Plaintiff-Appellant S. Rowan Wilson acquired a Nevada medical marijuana registry card. To acquire a registry card, an applicant must provide documentation from an attending physician affirming that the applicant has a chronic or debilitating medical condition, that the medical use of marijuana may mitigate the symptoms of the condition, and that the physician has explained to the applicant the risks and benefits of the medical use of marijuana. Plaintiff then sought to purchase a firearm, but the firearms dealer knew that plaintiff had a registry card. Consistent with 18 U.S.C. § 922(d)(3), 27 C.F.R. § 478.11 and an Open Letter issued by the Bureau of Alcohol, Tobacco, Firearms, and Explosives ("ATF"), the dealer refused to sell Wilson a firearm because of her registry card. Plaintiff sued, challenging the federal statutes, regulations, and guidance that prevented her from buying a gun. The district court dismissed plaintiff’s complaint. Plaintiff challenged the decision.

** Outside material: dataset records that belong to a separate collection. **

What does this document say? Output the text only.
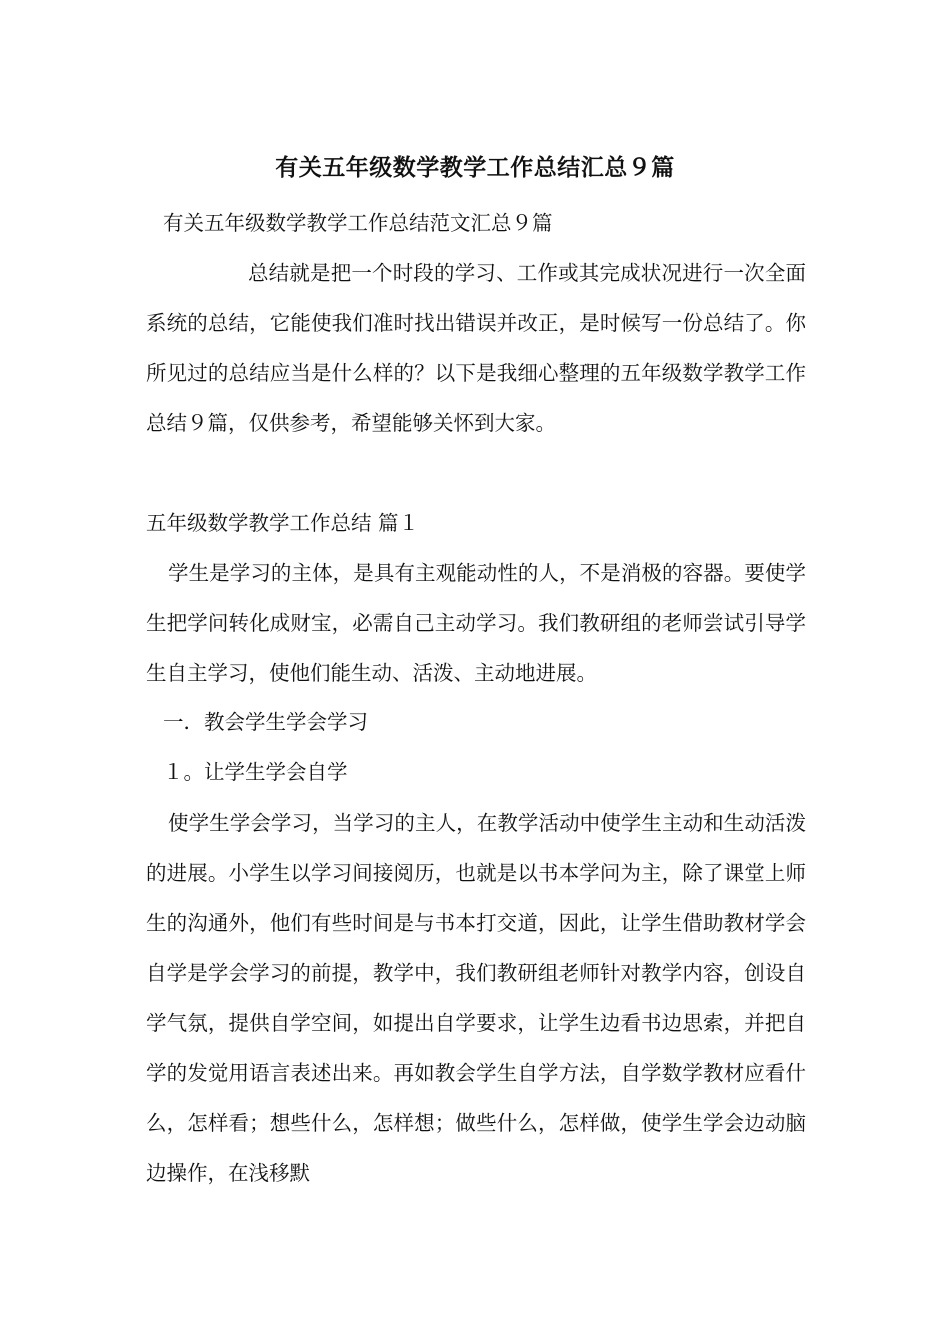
有关五年级数学教学工作总结汇总９篇
有关五年级数学教学工作总结范文汇总９篇
总结就是把一个时段的学习、工作或其完成状况进行一次全面系统的总结，它能使我们准时找出错误并改正，是时候写一份总结了。你所见过的总结应当是什么样的？以下是我细心整理的五年级数学教学工作总结９篇，仅供参考，希望能够关怀到大家。
五年级数学教学工作总结 篇１
学生是学习的主体，是具有主观能动性的人，不是消极的容器。要使学生把学问转化成财宝，必需自己主动学习。我们教研组的老师尝试引导学生自主学习，使他们能生动、活泼、主动地进展。
一．教会学生学会学习
１。让学生学会自学
使学生学会学习，当学习的主人，在教学活动中使学生主动和生动活泼的进展。小学生以学习间接阅历，也就是以书本学问为主，除了课堂上师生的沟通外，他们有些时间是与书本打交道，因此，让学生借助教材学会自学是学会学习的前提，教学中，我们教研组老师针对教学内容，创设自学气氛，提供自学空间，如提出自学要求，让学生边看书边思索，并把自学的发觉用语言表述出来。再如教会学生自学方法，自学数学教材应看什么，怎样看；想些什么，怎样想；做些什么，怎样做，使学生学会边动脑边操作，在浅移默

Should the challenged law and regulations be declared void for being violative of the rights guaranteed under the Constitution?

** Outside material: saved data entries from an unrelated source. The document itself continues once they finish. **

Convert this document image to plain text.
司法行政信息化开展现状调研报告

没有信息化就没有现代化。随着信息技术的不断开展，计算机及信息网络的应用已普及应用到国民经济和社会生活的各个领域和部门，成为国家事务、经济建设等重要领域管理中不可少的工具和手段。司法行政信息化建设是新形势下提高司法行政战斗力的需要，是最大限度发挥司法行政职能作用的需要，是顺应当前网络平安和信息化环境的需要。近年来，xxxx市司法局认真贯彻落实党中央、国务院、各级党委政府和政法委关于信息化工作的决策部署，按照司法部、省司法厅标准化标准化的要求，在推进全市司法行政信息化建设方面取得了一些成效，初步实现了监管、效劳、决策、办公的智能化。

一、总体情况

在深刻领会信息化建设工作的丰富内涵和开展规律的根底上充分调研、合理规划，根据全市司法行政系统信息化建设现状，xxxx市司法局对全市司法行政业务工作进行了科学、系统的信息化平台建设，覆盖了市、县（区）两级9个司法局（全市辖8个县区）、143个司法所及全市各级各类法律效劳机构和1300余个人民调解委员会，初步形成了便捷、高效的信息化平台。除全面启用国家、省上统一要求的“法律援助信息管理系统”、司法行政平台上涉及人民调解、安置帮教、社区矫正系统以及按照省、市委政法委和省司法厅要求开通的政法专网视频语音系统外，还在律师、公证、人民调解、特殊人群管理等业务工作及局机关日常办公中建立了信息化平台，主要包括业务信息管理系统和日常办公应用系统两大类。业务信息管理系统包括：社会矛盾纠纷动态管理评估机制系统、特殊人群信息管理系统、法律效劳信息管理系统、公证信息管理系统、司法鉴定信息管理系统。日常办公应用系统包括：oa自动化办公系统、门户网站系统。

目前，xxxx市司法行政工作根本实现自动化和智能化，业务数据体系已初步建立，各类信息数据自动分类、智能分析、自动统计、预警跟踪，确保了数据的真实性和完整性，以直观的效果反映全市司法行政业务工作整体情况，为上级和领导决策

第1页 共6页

The Court held that 18 U.S.C. § 922(d)(3), 27 C.F.R. § 478.11, and the Open Letter issued by the Bureau of Alcohol, Tobacco, Firearms, and Explosives to federal firearms licensees, which prevented plaintiff from purchasing a firearm, directly burdened plaintiff's core Second Amendment right to possess a firearm. Applying intermediate scrutiny, the Court nevertheless held that the fit between the challenged provisions and the Government's substantial interest of violence prevention was reasonable, and therefore the district court did not err by dismissing the Second Amendment claim. Moreover, the Court held that the challenged laws and Open Letter did not violate the First Amendment. According to the Court, any burden the Government's anti-marijuana and anti-gun-violence efforts placed on plaintiff's expressive conduct was incidental, and that the Open Letter survived intermediate scrutiny. The challenged laws and Open Letter also did not violate plaintiff's procedural due process rights protected by the Due Process Clause of the Fifth Amendment nor violated the Equal Protection Clause as incorporated into the Fifth Amendment. Plaintiff did not have a constitutionally protected liberty interest in simultaneously holding a registry card and purchasing a firearm, nor was she a part of suspect or quasi-suspect class.